Der Wahlkampf kam plötzlich und unerwartet über die Stadt - und für die FDP sieht es schlimm aus: In den Umfragen der vergangenen Woche schnitten die Freidemokraten noch schlechter ab als die Schill-Partei. Auch der aktuelle Absturz der Protestpartei brachte keine wesentliche Besserung: die FDP steht bei 4 Prozent. In einer Vorstandssitzung am Donnerstag beriet der Landesvorstand, wie man sich am besten für die anstehenden Wahlen positioniert. Ein Ergebnis der Klausurtagung: die Mitglieder sollen tüchtig Leserbriefe schreiben. Das ist kostenlos - und man muss ja nicht dazuschreiben, von wem die politische Botschaft kommt.

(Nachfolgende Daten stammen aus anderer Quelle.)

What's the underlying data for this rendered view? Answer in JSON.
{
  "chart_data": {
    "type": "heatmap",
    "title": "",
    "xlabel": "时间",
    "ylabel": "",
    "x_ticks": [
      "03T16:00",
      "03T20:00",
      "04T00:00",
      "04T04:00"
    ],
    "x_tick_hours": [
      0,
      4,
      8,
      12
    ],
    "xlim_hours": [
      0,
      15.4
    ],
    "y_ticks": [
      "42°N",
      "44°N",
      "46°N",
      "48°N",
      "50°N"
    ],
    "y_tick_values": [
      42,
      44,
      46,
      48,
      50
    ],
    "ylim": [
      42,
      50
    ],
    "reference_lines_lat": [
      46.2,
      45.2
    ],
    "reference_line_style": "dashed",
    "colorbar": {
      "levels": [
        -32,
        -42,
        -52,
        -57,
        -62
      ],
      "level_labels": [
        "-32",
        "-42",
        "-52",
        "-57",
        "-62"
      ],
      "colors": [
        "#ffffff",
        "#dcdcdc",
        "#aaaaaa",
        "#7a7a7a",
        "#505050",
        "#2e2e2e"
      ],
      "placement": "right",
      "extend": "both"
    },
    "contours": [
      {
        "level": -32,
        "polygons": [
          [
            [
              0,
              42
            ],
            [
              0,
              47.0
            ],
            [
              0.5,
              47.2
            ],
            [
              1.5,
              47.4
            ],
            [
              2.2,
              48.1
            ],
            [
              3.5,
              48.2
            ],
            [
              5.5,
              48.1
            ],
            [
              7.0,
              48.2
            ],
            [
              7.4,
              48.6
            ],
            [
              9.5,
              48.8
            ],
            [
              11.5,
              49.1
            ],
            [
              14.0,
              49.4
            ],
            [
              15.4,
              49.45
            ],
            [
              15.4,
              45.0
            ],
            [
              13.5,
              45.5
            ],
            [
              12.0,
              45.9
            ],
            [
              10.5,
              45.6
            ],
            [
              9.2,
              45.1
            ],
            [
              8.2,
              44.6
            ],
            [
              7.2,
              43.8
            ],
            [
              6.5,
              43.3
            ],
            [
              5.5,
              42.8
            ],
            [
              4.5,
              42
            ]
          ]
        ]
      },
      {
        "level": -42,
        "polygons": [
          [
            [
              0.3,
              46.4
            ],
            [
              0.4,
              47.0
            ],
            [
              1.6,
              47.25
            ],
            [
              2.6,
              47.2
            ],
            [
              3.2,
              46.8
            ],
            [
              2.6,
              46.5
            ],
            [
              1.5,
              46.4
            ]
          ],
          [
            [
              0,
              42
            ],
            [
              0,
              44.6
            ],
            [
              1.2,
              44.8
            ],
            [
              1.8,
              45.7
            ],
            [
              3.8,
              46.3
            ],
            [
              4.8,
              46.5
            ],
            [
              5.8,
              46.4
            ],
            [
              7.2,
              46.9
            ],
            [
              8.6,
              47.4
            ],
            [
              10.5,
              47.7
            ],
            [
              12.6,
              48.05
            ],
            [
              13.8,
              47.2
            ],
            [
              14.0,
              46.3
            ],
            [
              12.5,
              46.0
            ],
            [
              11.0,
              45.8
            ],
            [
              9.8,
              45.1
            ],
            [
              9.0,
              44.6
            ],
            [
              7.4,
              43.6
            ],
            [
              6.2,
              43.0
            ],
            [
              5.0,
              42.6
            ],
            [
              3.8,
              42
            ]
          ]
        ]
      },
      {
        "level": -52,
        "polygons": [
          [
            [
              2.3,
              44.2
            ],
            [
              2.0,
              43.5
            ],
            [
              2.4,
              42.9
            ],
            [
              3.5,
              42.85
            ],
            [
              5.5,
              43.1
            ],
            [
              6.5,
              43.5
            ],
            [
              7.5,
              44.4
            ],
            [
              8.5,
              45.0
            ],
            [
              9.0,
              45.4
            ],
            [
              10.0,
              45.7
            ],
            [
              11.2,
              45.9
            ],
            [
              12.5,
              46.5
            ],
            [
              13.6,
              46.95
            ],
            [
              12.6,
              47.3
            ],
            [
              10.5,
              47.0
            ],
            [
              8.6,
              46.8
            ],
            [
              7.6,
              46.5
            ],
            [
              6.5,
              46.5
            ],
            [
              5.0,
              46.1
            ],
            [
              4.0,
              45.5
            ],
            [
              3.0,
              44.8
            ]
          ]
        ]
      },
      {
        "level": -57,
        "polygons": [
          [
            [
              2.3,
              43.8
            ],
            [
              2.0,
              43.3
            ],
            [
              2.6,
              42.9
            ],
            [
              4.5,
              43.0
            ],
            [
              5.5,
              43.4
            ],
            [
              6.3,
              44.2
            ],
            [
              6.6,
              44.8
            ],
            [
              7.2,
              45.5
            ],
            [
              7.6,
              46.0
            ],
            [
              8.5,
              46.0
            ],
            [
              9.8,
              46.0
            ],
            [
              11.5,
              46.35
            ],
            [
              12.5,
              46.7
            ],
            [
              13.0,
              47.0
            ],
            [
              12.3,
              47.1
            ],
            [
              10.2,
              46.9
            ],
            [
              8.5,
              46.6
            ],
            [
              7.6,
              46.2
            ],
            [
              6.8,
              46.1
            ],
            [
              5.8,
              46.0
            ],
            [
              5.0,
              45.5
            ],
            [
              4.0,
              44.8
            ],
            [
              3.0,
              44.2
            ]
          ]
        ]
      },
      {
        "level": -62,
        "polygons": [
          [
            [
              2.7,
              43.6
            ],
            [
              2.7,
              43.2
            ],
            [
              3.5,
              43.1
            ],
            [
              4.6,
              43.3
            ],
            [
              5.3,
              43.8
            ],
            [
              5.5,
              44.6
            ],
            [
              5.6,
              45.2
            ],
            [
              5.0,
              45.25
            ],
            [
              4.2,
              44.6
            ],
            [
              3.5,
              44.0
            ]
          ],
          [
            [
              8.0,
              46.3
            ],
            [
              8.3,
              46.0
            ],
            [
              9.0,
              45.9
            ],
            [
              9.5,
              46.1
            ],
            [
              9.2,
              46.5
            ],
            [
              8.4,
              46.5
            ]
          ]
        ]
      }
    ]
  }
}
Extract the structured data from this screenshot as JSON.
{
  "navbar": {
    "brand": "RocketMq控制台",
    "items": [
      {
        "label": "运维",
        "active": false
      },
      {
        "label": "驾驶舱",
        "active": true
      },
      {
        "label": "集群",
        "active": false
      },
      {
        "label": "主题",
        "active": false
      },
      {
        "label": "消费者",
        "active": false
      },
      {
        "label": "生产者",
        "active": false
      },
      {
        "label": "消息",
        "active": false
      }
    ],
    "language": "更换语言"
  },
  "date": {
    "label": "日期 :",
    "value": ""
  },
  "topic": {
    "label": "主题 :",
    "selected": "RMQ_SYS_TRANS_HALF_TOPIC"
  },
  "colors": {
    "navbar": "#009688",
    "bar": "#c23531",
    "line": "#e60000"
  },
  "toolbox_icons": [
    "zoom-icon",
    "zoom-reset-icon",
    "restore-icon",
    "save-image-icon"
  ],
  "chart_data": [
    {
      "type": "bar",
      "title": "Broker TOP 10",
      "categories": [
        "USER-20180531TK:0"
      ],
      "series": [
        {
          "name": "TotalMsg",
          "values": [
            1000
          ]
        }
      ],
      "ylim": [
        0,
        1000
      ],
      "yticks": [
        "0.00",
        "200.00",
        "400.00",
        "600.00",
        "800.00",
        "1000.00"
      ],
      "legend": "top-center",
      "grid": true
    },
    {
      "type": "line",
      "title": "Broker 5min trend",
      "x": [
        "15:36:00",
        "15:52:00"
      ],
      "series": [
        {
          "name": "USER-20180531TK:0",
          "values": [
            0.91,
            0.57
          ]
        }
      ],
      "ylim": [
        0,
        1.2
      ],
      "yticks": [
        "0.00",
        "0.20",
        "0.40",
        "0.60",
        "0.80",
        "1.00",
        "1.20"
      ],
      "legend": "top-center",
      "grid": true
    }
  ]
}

Am Donnerstagabend erreichte eine Mail die Hamburger FDP-Mitglieder. Angefügt war ein Brief des FDP-Landesgeschäftsführers Wolfhard Buchholz-Beckmann.
Liebe Parteifreunde,
der Wahlkampf hat überall heftig begonnen.
In den Zeitungen - , nicht nur in den Schlagzeilen und Artikeln, sondern auch in den Leserbriefen.
Auf unserer Klausurtagung wurde dringend dazu geraten, auch das Medium Leserbriefe intensiv zu nutzen, um die Vorstellungen der FDP in die Öffentlichkeit zu bringen.
Hier können wir kostenlos sowohl unseren nominierten Spitzenkandidaten, Herrn Senator Soltau als auch die FDP-Position in den anderen Politikfeldern unterstützen.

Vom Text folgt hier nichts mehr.